Since the current implementation of the hub and spoke model is very rigid and does not allow for flexible access grants (both inside and outside the account), we recommended that the next iteration relies on Lake Formation’s governance features to provide governance controls to manage access for data consumers that are internal and external to the account. With this approach, the flexibility of governance in Lake Formation will also seamlessly enable security teams to build comprehensive monitoring and observability solutions to further monitor the data access and address regulatory requirements.  

Figure – 03

To address the gap in security, this recommended approach will allow the customer to leverage their existing Collibra toolset to implement Data Classification and Data Protection strategies that are not possible within their current approach. Collibra will integrate with AWS Glue and AWS Lake Formation to implement field-level tagging, lineage, categorization, and business definitions. These mechanisms will allow the security team to track the flow of data, identify irregularities, and ultimately easily troubleshoot and remediate access issues as soon as they arise. 
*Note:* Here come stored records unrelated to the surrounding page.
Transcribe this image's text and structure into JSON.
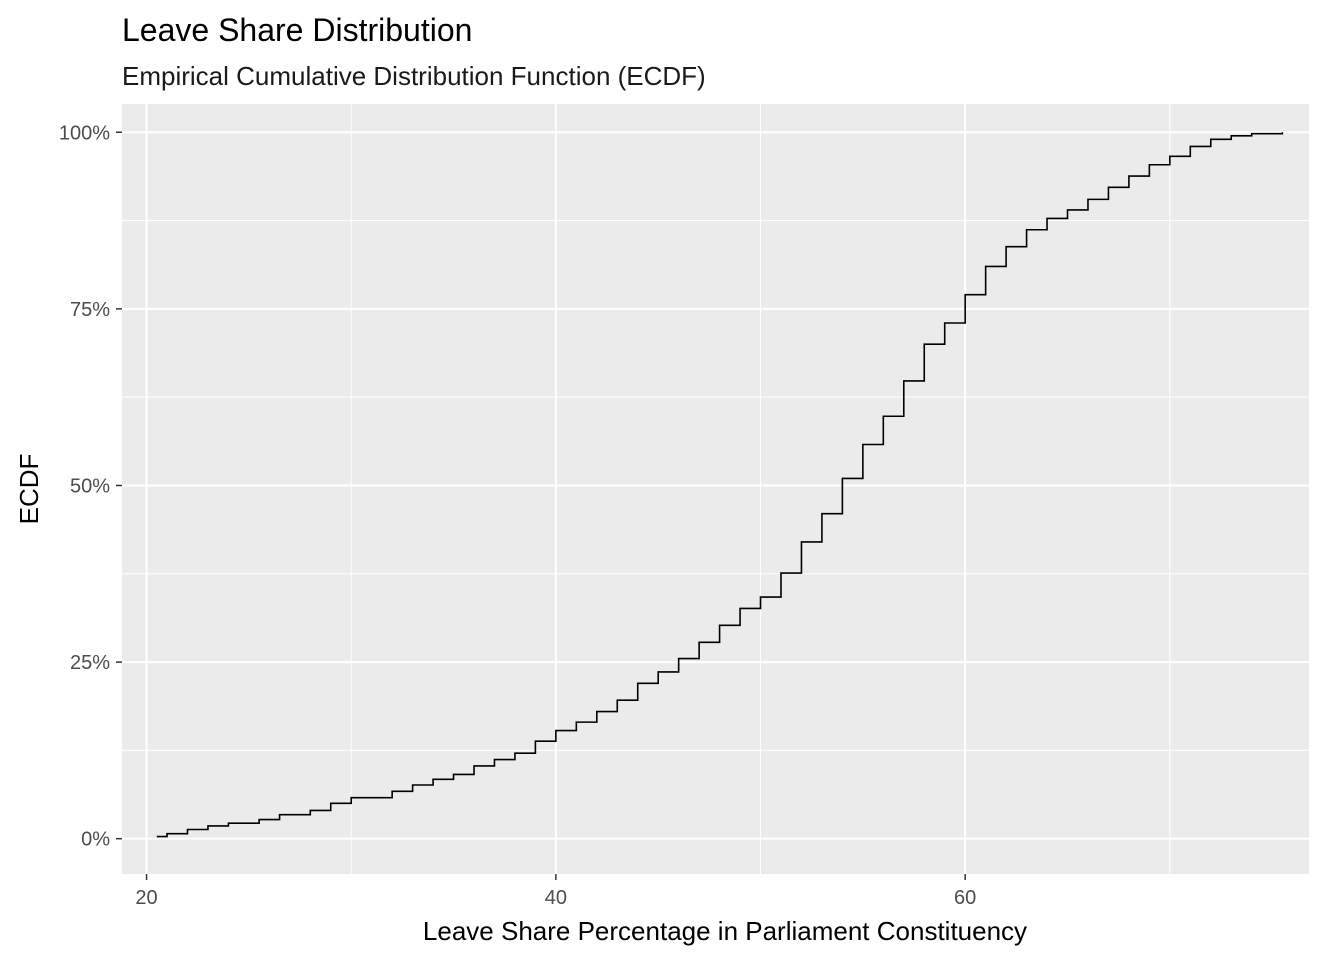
{
  "chart_data": {
    "type": "line",
    "step": true,
    "title": "Leave Share Distribution",
    "subtitle": "Empirical Cumulative Distribution Function (ECDF)",
    "xlabel": "Leave Share Percentage in Parliament Constituency",
    "ylabel": "ECDF",
    "xlim": [
      18.8,
      76.8
    ],
    "ylim": [
      -0.05,
      1.04
    ],
    "x_ticks": [
      20,
      40,
      60
    ],
    "x_tick_labels": [
      "20",
      "40",
      "60"
    ],
    "x_minor_ticks": [
      30,
      50,
      70
    ],
    "y_ticks": [
      0,
      0.25,
      0.5,
      0.75,
      1.0
    ],
    "y_tick_labels": [
      "0%",
      "25%",
      "50%",
      "75%",
      "100%"
    ],
    "y_minor_ticks": [
      0.125,
      0.375,
      0.625,
      0.875
    ],
    "grid": true,
    "legend": "none",
    "colors": {
      "panel": "#ebebeb",
      "grid": "#ffffff",
      "line": "#000000"
    },
    "series": [
      {
        "x": [
          20.5,
          21.0,
          22.0,
          23.0,
          24.0,
          25.5,
          26.5,
          28.0,
          29.0,
          30.0,
          31.0,
          32.0,
          33.0,
          34.0,
          35.0,
          36.0,
          37.0,
          38.0,
          39.0,
          40.0,
          41.0,
          42.0,
          43.0,
          44.0,
          45.0,
          46.0,
          47.0,
          48.0,
          49.0,
          50.0,
          51.0,
          52.0,
          53.0,
          54.0,
          55.0,
          56.0,
          57.0,
          58.0,
          59.0,
          60.0,
          61.0,
          62.0,
          63.0,
          64.0,
          65.0,
          66.0,
          67.0,
          68.0,
          69.0,
          70.0,
          71.0,
          72.0,
          73.0,
          74.0,
          75.5
        ],
        "y": [
          0.003,
          0.007,
          0.013,
          0.018,
          0.022,
          0.027,
          0.034,
          0.04,
          0.05,
          0.058,
          0.058,
          0.067,
          0.076,
          0.084,
          0.091,
          0.103,
          0.112,
          0.121,
          0.138,
          0.153,
          0.165,
          0.18,
          0.196,
          0.22,
          0.236,
          0.255,
          0.278,
          0.302,
          0.326,
          0.342,
          0.376,
          0.42,
          0.46,
          0.51,
          0.558,
          0.598,
          0.648,
          0.7,
          0.73,
          0.77,
          0.81,
          0.838,
          0.862,
          0.878,
          0.89,
          0.905,
          0.922,
          0.938,
          0.954,
          0.966,
          0.98,
          0.99,
          0.995,
          0.998,
          1.0
        ]
      }
    ]
  }
}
Finally, with the Core Data Access Management capabilities and Expanded Data Access Management capabilities in place, the final phase of our recommendation addressed the need for Business Innovation and Insights enablement. The goal of this phase is to enable data scientists and data analysts to work as efficiently as possible by providing them with the ability to seamlessly query and analyze the data with tools such as Amazon EMR, Amazon Athena, and Amazon QuickSight.  

Figure – 04

By implementing the following design, the customer will successfully transform their data and analytics management strategy from several siloes that caused headaches for every team into an efficient, centralized Lake House solution that will allow teams to reap all the benefits of data and analytics in the cloud. 

Figure – 05

AWS Services Used

  • AWS Infrastructure Scripting – CloudFormation 
  • AWS Compute Services – Lambda, EC2, ECS 
  • AWS Storage Services – S3, EFS 
  • AWS Networking Services – VPC, API Gateway 
  • AWS Database Services – RDS, DynamoDB 
  • AWS Developer Tools CodeCommit, CodeBuild, CodeDeploy, CodePipeline 
  • AWS Management and Governance Services – Organizations, CloudWatch, CloudTrail, Service Catalog, Organizations, Control Tower 
  • AWS Security, Identity, Compliance Services – IAM, KMS, GuardDuty, Resource Access Manager, Single Sign-On 
  • AWS Analytic Services – LakeFormation, Athena, Glue, Redshift Spectrum, EMR, Kinesis, QuickSight 
  • Application Integration – Step Functions, Amazon EventBridge, Amazon MQ, SNS, SQS 
  • AWS Machine Learning Services – SageMaker, SageMaker Studio 
  • Access Management – CLI, SDK 

Third-party applications or solutions used

  • Authentication – SailPoint, LDAP, Okta 
  • Analytics – Tableau, Splunk 
  • Catalog – Collibra 
  • Machine Learning – DataRobot, R-Studio 
  • Access Management – CLI, SDK, Highlander, Okta 
  • Coding Base – Java, Python, Ray, PySpark 
  • Developer Tools – Bitbucket, Banboo 

Outcome Metrics

  • Analysis of the existing data and analytics landscape yielded a comprehensive list of pain points in the current design 
  • Provided a recommended design to address the top priority pain points by leveraging existing patterns and solutions where possible 

Summary

By engaging with AWS and Vertical Relevance, the Customer was able to decide which incremental “Waved” approach is best aligned with their needs. The Customer now has a plan for completion of successful migration to the next best Lake House AWS architecture state as well as managing risks while delivering business value at each increment.